Earlier this month, Thomas Field VanMeter III was indicted on eight counts of attempted murder, eight counts of first-degree wanton endangerment, one count of first-degree criminal mischief, one count of third-degree criminal mischief, buying/possession of drug paraphernalia and possession of marijuana.
The indictment came days after VanMeter allegedly fired on the helicopter checking electrical lines about 2 p.m. Sept. 11 and forced it to land. No one in the helicopter was harmed and a contracted pilot and a KU employee were rescued by police, according to court records. The shooting prompted Harrison County Schools to delay dismissal while police searched for the culprit.
On the same day of the helicopter attack, VanMeter also fired upon police, police and court records said.
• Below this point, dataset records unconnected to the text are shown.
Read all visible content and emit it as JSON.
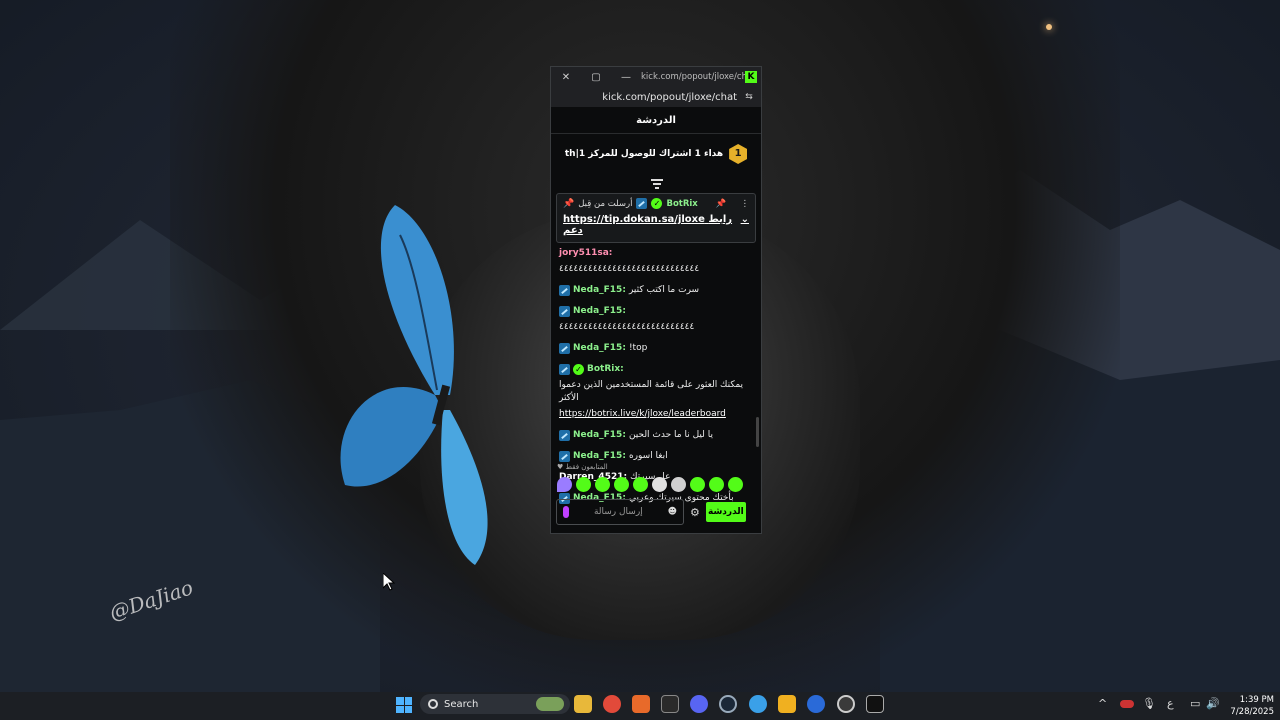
{
  "window": {
    "title": "kick.com/popout/jloxe/chat",
    "url": "kick.com/popout/jloxe/chat",
    "close_glyph": "✕",
    "maximize_glyph": "▢",
    "minimize_glyph": "—"
  },
  "chat": {
    "header": "الدردشة",
    "goal_rank": "1",
    "goal_text": "th|هداء 1 اشتراك للوصول للمركز 1",
    "pinned": {
      "sender_label": "أرسلت من قِبل",
      "user": "BotRix",
      "link": "https://tip.dokan.sa/jloxe",
      "link_label": "رابط دعم"
    },
    "messages": [
      {
        "user": "jory511sa:",
        "text": "٤٤٤٤٤٤٤٤٤٤٤٤٤٤٤٤٤٤٤٤٤٤٤٤٤٤٤٤٤",
        "color": "pink",
        "badge": false,
        "verified": false
      },
      {
        "user": "Neda_F15:",
        "text": "سرت ما اكتب كثير",
        "color": "green",
        "badge": true,
        "verified": false
      },
      {
        "user": "Neda_F15:",
        "text": "٤٤٤٤٤٤٤٤٤٤٤٤٤٤٤٤٤٤٤٤٤٤٤٤٤٤٤٤",
        "color": "green",
        "badge": true,
        "verified": false
      },
      {
        "user": "Neda_F15:",
        "text": "!top",
        "color": "green",
        "badge": true,
        "verified": false
      },
      {
        "user": "BotRix:",
        "text": "يمكنك العثور على قائمة المستخدمين الذين دعموا الأكثر",
        "link": "https://botrix.live/k/jloxe/leaderboard",
        "color": "green",
        "badge": true,
        "verified": true
      },
      {
        "user": "Neda_F15:",
        "text": "يا ليل نا ما حدث الحين",
        "color": "green",
        "badge": true,
        "verified": false
      },
      {
        "user": "Neda_F15:",
        "text": "ابغا اسوره",
        "color": "green",
        "badge": true,
        "verified": false
      },
      {
        "user": "Darren_4521:",
        "text": "عل سيرتك",
        "color": "white",
        "badge": false,
        "verified": false
      },
      {
        "user": "Neda_F15:",
        "text": "بأختك محتوى سيرتك وعربي",
        "color": "green",
        "badge": true,
        "verified": false
      }
    ],
    "followers_only": "المتابعون فقط",
    "input_placeholder": "إرسال رسالة",
    "send_button": "الدردشة"
  },
  "wallpaper": {
    "signature": "@DaJiao"
  },
  "taskbar": {
    "search_label": "Search",
    "time": "1:39 PM",
    "date": "7/28/2025",
    "lang_indicator": "ع"
  },
  "colors": {
    "kick_green": "#53fc18",
    "taskbar": "#1c1f24"
  }
}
VanMeter was in court Tuesday and pleaded not guilty to the charges, court documents showed. In a document filed in Harrison Circuit Court Wednesday, the Kentucky Correctional Psychiatric Center was ordered to examine and report about VanMeter’s competency to stand trial and his mental capacity at the time of the shootings. Treatment also was required. VanMeter must undergo the evaluation by Dec. 1.
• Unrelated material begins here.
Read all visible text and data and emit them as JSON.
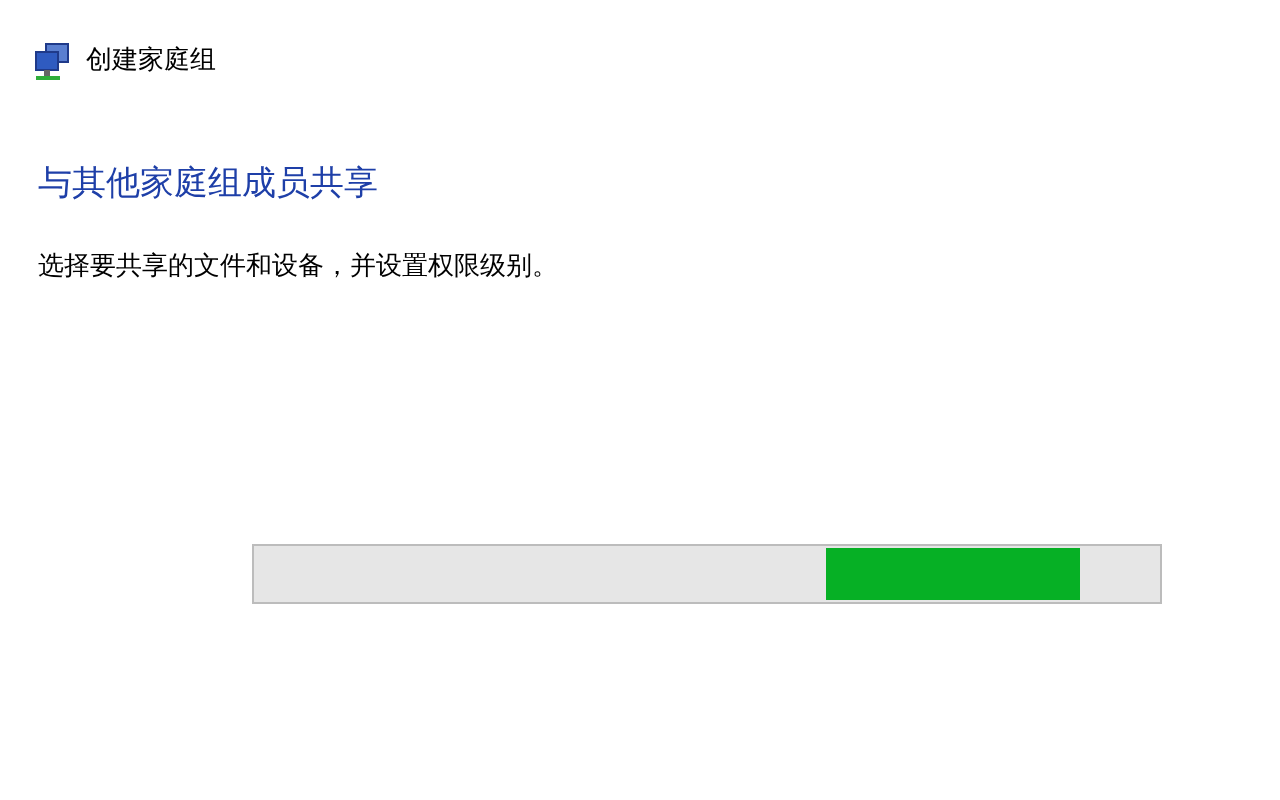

VanMeter had a previous violent episode that led to a protective order for some family members, according to court records.
VanMeter’s father, Thomas VanMeter II, filed a domestic violence order against his son in April 2015. According to the court record, VanMeter III entered his dad’s home at 7 a.m. on April 23 while his dad was asleep and struck his father in the back of the head and back about 20 times.
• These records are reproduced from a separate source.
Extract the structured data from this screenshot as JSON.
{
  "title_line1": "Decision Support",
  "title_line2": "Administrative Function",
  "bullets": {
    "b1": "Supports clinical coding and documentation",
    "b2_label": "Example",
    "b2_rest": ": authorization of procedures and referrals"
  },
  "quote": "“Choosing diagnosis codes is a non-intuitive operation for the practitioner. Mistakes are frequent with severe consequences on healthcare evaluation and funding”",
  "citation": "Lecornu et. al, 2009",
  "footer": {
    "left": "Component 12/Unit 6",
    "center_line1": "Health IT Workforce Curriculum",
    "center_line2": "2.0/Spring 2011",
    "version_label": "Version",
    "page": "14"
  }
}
In the petition for the domestic violence order, VanMeter II said his head was bloodied and hand was potentially broken. The son was ordered to stay at least 500 feet away from his father’s workplace and another address, presumably a residence. VanMeter II is a noted consignor and former veterinarian.
The protection order expired on June 28 of this year.
In addition to the psychiatric evaluation, the Kentucky Department of Revenue was subpoenaed for copies of VanMeter’s 2010 to 2016 state tax returns. However, the state department of revenue is resisting the subpoena because of a state law prohibiting government officials from divulging information contained in tax returns.
VanMeter’s attorney, Jim Lowry, could not be reached immediately for comment.
Douglas Miller, commonwealth’s attorney for Harrison County, could not comment on why the Department of Revenue was subpoenaed.
VanMeter is expected to be back in court at 9 a.m. Dec. 5 for a pretrial conference. His Bourbon County jail bail was $3 million cash.